Wie wichtig der letzte Punkt ist, hat Herr Krommer letztens hingewiesen, und es gibt dort auch eine spannende Diskussion zum Thema: https://plus.google.com/117900758548282738081/posts/bzRt6UAteiB

Zunächst einmal ist es klasse, dass sich jemand in der ersten Phase so viele Gedanken macht. Mich würde echt interessieren, was aus der angefachten Diskussion herauskommt.
Ansonsten stimme ich dem staunendenden Hokey zu: die Zahlen sind bemerkenswert!

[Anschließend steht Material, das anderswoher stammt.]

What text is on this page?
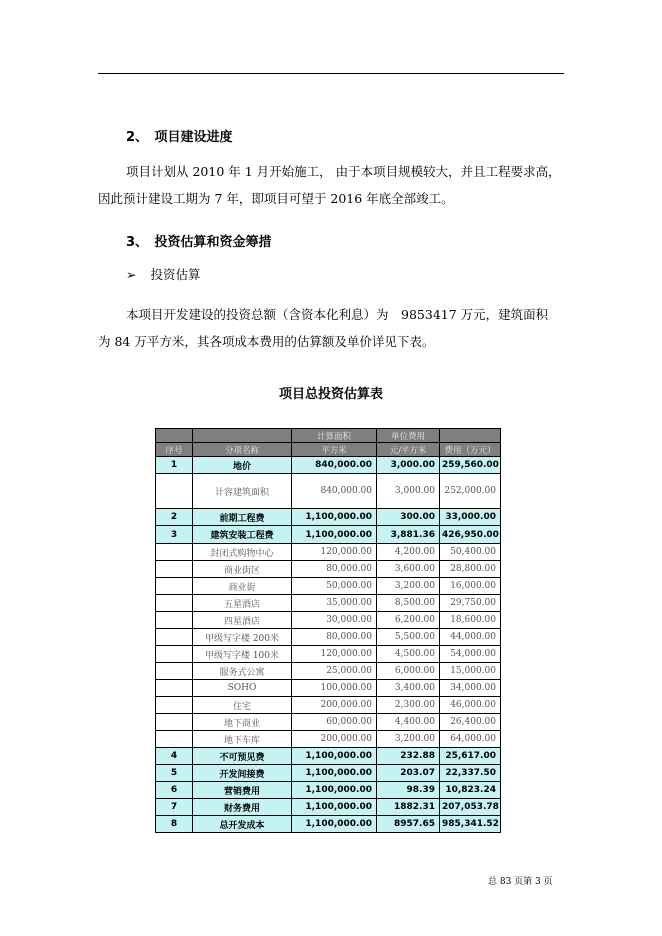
2、　项目建设进度
项目计划从 2010 年 1 月开始施工， 由于本项目规模较大，并且工程要求高，
因此预计建设工期为 7 年，即项目可望于 2016 年底全部竣工。
3、　投资估算和资金筹措
➢ 投资估算
本项目开发建设的投资总额（含资本化利息）为　9853417 万元，建筑面积
为 84 万平方米，其各项成本费用的估算额及单价详见下表。
项目总投资估算表
		计算面积	单位费用	
序号	分项名称	平方米	元/平方米	费用（万元）
1	地价	840,000.00	3,000.00	259,560.00
	计容建筑面积	840,000.00	3,000.00	252,000.00
2	前期工程费	1,100,000.00	300.00	33,000.00
3	建筑安装工程费	1,100,000.00	3,881.36	426,950.00
	封闭式购物中心	120,000.00	4,200.00	50,400.00
	商业街区	80,000.00	3,600.00	28,800.00
	商业街	50,000.00	3,200.00	16,000.00
	五星酒店	35,000.00	8,500.00	29,750.00
	四星酒店	30,000.00	6,200.00	18,600.00
	甲级写字楼 200米	80,000.00	5,500.00	44,000.00
	甲级写字楼 100米	120,000.00	4,500.00	54,000.00
	服务式公寓	25,000.00	6,000.00	15,000.00
	SOHO	100,000.00	3,400.00	34,000.00
	住宅	200,000.00	2,300.00	46,000.00
	地下商业	60,000.00	4,400.00	26,400.00
	地下车库	200,000.00	3,200.00	64,000.00
4	不可预见费	1,100,000.00	232.88	25,617.00
5	开发间接费	1,100,000.00	203.07	22,337.50
6	营销费用	1,100,000.00	98.39	10,823.24
7	财务费用	1,100,000.00	1882.31	207,053.78
8	总开发成本	1,100,000.00	8957.65	985,341.52
总 83 页第 3 页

Zur Verzahnung mit „der Praxis“ hilft es aus meiner Sicht nicht, einfach viele Praktika zu machen. Ich selber habe diese Eigeninitiative aber auch sehr gezielt gemacht. Studenten massenhaft in die Schulen zu drücken wird auf allen drei Seiten zu Ernüchterung führten. Zumal ja – was jetzt Medienarveit angeht – die Studenten in den Schulen oft nicht viel lernen können, da die Lehrer dort ja auch im Lernprozess stecken.Und das wäre mein Ansatzpunkt: Wieso machen sich Mandy Rohs an den Unis Gedanken, wurschteln Renés und Holeys an den Schulen rum und werden Studenten wahllos hin- und hergeschickt? Ich denke, wenn es Kooperationen gäbe, wären wir erfolgreicher. Ich gehe z.B. als Lehrer einigermaßen regelmäßig als Gastredner an die Uni und übernehme eine Vorlesung/Seminareinheit. Das könnte man doch ausbauen und gemeinsame Veranstaltungen anbieten, in denen sich ein Hochschullehrer und ein Schullehrer die Veranstaltung teilen. So bringt jeder seine Expertise ein und man gleicht sich permanent miteinander ab.
Ich könnte mir vorstellen, dass es genugLehrer gibt, die Lust hätten, mal für 1-2 Stündchen pro Woche aus der Schule an die Uni zu gehen. Lieber pro Uni ein paar Lehrer bewegen als hunderte Studenten, die dann keiner mehr gescheit betreuen kann (weder in der Schule noch an der Uni).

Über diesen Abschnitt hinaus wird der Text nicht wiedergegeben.